Don’t Tell Me the Church is True; I’ve Heard That Line Before

What I Feel Like Realizing I Need More

La lune, la lune, some rhyming lines about the moon is what I remember most vividly from watching Gérard Depardieu in Cyrano de Bergerac in high school French class. The story captivated me; the poetry was beautiful and it was the first movie I watched in French that I could mostly understand. Because of this experience, a few months ago I eagerly bought tickets for a new version of Cyrano. Exquisite costumes, fluid choreography, music by members of the band The National, and powerful acting made this movie delightful to watch.

At one point, Christian, played by Kelvin Harrison Jr., decides he no longer needs the assistance of Cyrano, played by Peter Dinklage, to talk to Roxanne, played by Haley Bennett. True to his character who can’t find the words to express himself, Christian manages to blurt out “I love you” to Roxanne. She waits for more. She wants to hear Christian speak in person the words he wrote in letters. He can’t; the letters she thinks he wrote were actually written by Cyrano. And so Christian bumbles on. I love you. I loooove you. I LOVE YOU! Roxanne remains unimpressed and leaves the room breaking into the song “I Need More.”
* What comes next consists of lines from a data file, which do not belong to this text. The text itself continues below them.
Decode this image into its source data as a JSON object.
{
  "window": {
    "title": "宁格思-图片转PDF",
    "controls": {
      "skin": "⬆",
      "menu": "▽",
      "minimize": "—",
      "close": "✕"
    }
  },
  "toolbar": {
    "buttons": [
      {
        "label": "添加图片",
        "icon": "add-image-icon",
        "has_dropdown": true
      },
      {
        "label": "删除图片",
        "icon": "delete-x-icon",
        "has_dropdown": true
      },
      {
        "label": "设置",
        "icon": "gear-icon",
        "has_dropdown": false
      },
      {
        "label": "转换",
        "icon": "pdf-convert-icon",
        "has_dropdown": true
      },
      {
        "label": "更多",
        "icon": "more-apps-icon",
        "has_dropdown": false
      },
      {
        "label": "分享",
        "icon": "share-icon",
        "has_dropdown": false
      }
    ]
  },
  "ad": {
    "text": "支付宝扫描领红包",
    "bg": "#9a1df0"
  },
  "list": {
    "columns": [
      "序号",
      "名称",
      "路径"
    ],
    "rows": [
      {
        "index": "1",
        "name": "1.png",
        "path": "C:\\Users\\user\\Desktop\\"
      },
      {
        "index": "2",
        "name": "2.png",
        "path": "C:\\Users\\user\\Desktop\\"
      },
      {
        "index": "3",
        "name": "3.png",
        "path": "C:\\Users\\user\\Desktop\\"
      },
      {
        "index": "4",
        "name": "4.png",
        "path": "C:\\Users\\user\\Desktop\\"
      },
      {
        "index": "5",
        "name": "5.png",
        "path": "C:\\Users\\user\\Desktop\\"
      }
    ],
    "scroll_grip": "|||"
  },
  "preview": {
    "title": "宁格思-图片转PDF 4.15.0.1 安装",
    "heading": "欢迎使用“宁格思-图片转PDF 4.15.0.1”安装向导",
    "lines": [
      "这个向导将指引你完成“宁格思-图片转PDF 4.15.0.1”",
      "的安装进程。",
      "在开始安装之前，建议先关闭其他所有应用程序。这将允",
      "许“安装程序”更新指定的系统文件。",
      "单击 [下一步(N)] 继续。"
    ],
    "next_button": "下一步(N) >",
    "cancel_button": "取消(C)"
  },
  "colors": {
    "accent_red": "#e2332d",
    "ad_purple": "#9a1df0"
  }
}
While Roxanne sings about what more she needs Christian to say (it’s worth listening to the song here), I couldn’t help but think about how the words ‘I need more’ are surprisingly applicable to my experience with church. I have heard the church is true so many times. And yet, I need more. 

I need more female leaders.

I need women sung about in hymns. I need to sing about the Queen in addition to the King.

I need an opportunity to at least prepare the sacrament, if not to also bless it. 

I need a Relief Society that is actually an organization for women, run by women, without men selecting when to call/release leaders, determine the curriculum, and otherwise oversee the organization.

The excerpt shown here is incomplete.